Livres

L’Arbre du danger : David Macfarlane

Drôle de pays, tout de même, où les littératures et les provinces cohabitent sans se connaître; où ce qui fleurit dans la cour voisine a presque saveur d’exotisme. Et où il faut attendre sept années pour que paraisse la traduction française d’une ouvre saluée par la critique anglophone. Enfin…

Dans L’Arbre du danger, un premier «roman» qui tient à la fois de la chronique familiale et du récit d’histoire, David Macfarlane, journaliste né à Hamilton d’une mère terre-neuvienne, retrace avec affection et respect la saga de ses ancêtres maternels, les Goodyear – une veine familiale qui semble séduire nombre d’auteurs canadiens.

A travers l’histoire des Goodyear émerge celle de Terre-Neuve, la mal-aimée et la dernière venue des provinces canadiennes, île rocailleuse battue par les vents, terre de misère et d’espoir. Le destin des Goodyear, famille alors bien connue du centre de l’île, où elle a bâti des routes, en vient en effet presque à cristalliser celui de l’ancienne colonie britannique. Comme les frères Goodyear, Terre-Neuve passa toujours à côté de ses rêves de prospérité. Comme eux, elle a gardé, de sa période de quasi-indépendance précédant son entrée dans la Confédération canadienne, une fierté d’être terre-neuvien, formant une société à «caractère distinct» (!), qui lui valut les moqueries de ses nouveaux concitoyens. Mais les Newfies, remarque l’auteur, ne «voient rien de mal au fait de posséder une identité clairement définie», eux…

David Macfarlane nous fait découvrir, dans ce livre documenté comme un manuel d’histoire mais ouvragé comme un roman, une histoire riche et difficile (et méconnue ici), des personnages forts, qui valaient en effet un livre; sans oublier d’y entrelacer de jolies légendes de pirates, des anecdotes savoureuses, de tragiques récits de tueries guerrières ou de chasses aux phoques sur la banquise… Tout ça raconté avec humour ou avec une émotion très sobre, et un sens aigu du récit, alourdi seulement par quelques passages un peu trop longuement descriptifs.

Commandant une lecture attentive, L’Arbre du danger suit une brillante structure en boucles, qui passe d’un événement à un autre suivant le parcours accidenté de la mémoire, ou selon la façon particulière qu’avaient les Goodyear de raconter une anecdote: une longue dérive d’une histoire à l’autre, qui revenait toujours, malgré tout, à son point de départ.
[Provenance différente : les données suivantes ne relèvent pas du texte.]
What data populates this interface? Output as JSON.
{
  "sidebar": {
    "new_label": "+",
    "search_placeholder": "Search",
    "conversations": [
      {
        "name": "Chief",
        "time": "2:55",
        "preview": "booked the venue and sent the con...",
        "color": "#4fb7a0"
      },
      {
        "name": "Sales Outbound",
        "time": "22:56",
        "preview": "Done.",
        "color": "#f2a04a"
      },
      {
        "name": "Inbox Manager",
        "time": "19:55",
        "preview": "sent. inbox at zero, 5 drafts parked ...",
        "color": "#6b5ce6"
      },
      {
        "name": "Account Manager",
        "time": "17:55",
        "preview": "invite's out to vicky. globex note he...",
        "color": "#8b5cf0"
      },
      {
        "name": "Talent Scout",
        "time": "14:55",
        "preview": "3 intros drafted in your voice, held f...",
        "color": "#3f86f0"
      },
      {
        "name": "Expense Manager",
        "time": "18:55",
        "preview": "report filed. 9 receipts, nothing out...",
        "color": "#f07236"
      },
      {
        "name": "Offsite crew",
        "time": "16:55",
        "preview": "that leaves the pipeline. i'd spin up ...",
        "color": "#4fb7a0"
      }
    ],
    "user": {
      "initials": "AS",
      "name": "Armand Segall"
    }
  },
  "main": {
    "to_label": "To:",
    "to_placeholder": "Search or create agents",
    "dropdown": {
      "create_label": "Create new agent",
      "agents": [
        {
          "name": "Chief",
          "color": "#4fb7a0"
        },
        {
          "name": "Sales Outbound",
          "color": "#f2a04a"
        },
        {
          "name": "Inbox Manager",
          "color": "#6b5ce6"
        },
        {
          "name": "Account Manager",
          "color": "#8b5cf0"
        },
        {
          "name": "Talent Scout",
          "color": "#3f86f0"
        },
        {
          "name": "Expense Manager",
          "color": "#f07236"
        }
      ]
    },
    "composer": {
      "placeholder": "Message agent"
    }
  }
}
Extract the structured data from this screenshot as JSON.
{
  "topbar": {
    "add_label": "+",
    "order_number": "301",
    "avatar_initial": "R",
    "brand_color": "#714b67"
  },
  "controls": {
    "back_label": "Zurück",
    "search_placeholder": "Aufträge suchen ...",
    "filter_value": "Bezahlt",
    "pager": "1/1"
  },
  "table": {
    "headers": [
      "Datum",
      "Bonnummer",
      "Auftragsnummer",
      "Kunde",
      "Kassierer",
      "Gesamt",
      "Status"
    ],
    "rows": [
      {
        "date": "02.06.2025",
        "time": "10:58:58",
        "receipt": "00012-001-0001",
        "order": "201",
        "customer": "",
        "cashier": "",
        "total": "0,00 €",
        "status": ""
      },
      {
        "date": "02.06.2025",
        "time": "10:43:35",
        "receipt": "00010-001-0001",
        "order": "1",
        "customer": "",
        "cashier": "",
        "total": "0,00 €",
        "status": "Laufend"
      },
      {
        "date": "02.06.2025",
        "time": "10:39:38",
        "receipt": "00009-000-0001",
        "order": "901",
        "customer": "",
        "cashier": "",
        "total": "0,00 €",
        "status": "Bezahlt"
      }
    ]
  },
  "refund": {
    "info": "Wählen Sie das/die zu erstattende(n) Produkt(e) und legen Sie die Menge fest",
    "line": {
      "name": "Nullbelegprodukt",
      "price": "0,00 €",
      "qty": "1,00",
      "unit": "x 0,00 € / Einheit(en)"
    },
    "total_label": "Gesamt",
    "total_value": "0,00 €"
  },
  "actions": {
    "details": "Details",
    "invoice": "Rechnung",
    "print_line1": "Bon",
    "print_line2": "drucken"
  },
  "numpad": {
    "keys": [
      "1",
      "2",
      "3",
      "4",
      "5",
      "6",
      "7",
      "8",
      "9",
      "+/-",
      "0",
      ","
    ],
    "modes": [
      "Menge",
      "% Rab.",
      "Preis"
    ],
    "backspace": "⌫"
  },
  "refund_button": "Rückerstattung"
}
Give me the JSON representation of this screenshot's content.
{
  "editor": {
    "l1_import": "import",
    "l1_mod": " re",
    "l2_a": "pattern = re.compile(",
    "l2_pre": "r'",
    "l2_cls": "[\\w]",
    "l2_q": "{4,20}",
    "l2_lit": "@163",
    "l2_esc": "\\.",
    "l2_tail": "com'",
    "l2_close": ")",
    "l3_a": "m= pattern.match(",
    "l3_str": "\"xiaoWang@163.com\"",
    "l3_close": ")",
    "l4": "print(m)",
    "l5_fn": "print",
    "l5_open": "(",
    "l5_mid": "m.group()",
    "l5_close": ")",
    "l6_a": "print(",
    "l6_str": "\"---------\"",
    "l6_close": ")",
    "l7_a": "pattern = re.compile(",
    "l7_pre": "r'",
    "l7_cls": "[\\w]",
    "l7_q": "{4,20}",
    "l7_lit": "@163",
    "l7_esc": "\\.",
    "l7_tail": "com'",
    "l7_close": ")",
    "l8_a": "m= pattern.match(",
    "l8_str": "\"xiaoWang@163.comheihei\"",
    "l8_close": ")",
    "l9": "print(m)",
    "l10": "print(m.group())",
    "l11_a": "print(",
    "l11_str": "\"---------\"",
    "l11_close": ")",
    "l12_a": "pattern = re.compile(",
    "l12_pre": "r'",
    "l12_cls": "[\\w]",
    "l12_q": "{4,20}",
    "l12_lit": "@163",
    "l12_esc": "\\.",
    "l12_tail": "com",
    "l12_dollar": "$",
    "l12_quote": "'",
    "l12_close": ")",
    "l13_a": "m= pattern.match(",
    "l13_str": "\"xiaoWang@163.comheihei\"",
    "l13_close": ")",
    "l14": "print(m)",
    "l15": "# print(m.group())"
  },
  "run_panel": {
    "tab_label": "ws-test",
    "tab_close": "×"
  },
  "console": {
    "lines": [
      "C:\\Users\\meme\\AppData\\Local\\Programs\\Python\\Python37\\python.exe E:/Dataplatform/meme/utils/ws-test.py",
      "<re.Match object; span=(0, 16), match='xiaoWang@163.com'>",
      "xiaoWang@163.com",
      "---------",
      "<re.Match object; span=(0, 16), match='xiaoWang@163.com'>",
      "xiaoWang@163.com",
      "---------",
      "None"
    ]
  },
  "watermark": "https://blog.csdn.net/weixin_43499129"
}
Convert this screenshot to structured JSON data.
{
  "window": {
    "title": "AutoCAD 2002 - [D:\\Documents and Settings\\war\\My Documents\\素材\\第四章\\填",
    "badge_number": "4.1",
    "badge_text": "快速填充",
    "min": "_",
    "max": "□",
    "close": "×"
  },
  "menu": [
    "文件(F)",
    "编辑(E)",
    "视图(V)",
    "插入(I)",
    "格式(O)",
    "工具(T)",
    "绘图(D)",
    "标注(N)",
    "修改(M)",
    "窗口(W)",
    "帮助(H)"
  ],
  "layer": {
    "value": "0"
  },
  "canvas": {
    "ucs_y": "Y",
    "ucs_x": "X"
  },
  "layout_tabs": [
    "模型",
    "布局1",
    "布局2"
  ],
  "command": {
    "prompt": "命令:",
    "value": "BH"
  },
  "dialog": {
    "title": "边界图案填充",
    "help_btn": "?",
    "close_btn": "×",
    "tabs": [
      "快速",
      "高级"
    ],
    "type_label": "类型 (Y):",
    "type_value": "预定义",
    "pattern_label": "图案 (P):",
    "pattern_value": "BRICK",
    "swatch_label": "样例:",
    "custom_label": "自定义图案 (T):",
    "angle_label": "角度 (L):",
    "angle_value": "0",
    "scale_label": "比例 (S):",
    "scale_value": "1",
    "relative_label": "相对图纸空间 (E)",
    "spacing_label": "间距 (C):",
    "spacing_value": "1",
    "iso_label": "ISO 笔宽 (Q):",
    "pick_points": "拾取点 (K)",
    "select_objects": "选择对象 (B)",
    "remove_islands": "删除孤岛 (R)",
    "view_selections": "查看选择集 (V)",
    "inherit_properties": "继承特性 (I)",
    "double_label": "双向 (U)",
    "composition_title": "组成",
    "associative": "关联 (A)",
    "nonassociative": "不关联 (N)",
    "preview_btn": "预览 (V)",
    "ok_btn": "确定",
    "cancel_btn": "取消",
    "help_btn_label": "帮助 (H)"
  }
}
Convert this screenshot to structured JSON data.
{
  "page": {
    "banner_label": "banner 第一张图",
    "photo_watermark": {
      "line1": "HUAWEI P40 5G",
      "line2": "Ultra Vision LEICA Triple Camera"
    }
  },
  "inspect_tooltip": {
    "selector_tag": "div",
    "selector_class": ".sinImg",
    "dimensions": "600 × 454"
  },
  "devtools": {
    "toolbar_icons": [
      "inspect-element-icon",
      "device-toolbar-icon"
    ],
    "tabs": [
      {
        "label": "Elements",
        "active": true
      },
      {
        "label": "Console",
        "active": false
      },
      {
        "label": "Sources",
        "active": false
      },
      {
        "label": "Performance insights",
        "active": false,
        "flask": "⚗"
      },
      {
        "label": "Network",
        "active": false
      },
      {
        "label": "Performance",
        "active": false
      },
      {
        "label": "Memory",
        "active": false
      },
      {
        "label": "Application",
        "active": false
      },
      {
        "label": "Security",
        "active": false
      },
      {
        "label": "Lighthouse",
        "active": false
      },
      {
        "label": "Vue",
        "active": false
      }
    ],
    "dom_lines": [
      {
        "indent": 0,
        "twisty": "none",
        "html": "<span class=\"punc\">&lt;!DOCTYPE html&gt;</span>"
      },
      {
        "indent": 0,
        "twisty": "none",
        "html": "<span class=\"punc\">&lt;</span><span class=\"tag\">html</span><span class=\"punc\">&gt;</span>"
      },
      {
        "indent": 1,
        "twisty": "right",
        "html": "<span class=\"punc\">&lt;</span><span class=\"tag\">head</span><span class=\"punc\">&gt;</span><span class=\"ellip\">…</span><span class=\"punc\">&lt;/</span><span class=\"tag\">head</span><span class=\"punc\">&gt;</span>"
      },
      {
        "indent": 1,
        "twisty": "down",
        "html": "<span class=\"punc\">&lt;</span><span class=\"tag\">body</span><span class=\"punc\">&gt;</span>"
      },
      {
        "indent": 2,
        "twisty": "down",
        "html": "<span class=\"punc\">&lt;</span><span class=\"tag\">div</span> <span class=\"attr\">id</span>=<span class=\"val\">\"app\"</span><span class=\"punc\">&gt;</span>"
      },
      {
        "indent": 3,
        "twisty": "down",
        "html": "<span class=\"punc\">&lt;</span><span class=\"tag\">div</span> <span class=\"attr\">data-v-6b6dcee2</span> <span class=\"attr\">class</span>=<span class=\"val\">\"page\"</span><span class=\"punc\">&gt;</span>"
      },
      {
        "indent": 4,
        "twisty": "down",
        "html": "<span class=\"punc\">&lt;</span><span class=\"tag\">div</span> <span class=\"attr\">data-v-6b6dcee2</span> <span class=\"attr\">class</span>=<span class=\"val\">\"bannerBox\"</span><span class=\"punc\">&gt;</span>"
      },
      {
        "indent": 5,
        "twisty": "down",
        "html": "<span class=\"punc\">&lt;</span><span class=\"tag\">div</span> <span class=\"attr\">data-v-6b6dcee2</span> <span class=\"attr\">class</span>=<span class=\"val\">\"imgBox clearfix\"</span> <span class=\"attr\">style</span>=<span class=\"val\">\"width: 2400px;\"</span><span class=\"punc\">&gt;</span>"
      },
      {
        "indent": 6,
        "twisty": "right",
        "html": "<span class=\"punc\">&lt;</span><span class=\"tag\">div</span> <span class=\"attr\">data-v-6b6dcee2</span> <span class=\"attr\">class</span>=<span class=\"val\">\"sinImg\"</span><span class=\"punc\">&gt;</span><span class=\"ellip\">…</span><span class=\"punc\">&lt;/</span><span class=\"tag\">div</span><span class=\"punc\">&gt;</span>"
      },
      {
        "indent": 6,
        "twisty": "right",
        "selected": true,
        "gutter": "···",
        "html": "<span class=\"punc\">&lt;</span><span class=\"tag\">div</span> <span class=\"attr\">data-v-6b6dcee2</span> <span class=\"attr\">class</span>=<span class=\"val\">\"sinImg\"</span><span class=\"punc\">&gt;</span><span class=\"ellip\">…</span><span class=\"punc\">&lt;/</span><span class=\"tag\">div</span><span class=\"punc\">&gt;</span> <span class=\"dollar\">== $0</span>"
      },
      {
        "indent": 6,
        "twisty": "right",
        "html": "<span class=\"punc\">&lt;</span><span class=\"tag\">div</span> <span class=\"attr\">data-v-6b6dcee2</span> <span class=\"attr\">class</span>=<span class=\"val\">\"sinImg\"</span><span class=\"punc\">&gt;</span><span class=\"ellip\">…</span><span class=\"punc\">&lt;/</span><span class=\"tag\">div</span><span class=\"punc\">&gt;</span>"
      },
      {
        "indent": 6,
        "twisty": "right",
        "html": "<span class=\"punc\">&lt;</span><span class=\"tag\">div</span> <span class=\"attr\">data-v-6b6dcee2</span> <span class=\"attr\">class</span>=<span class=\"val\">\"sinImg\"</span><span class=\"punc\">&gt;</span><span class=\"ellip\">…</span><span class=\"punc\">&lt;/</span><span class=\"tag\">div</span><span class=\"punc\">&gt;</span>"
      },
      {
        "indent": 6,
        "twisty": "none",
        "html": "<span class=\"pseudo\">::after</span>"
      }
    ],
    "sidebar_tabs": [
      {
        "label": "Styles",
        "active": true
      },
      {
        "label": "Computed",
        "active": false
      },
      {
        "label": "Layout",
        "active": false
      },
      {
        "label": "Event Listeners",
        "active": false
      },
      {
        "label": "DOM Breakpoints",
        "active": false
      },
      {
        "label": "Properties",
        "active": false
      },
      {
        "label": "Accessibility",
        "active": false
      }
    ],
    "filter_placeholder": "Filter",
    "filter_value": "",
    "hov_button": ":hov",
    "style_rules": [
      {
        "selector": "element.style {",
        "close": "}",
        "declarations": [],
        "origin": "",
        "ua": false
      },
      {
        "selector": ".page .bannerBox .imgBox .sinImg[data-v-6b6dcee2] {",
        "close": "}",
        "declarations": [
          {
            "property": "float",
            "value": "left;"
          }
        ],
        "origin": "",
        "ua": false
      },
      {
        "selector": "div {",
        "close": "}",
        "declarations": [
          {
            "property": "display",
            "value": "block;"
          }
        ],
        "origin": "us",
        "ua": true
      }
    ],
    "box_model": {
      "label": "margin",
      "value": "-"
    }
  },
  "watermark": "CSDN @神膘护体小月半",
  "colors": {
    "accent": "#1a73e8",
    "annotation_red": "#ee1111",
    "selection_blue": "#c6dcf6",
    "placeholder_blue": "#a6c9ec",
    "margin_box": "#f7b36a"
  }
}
Cette chronologie sinueuse permet par exemple de dresser un parallèle entre le brasier qui dévore la forêt terre-neuvienne et les charniers de la Première Guerre mondiale à laquelle les Goodyear ont sacrifié trois fils.

Avec ce récit sur lequel pèse un sentiment de perte, où il ressuscite des ombres et recense les traces d’un monde qui disparaît lentement, Macfarlane fait sentir à quel point la mémoire est fragile. Mais aussi comme le passé survit à travers le présent. Traduit par Jean Chapdelaine Gagnon, Éd. Les Herbes rouges, 1998, 303 p.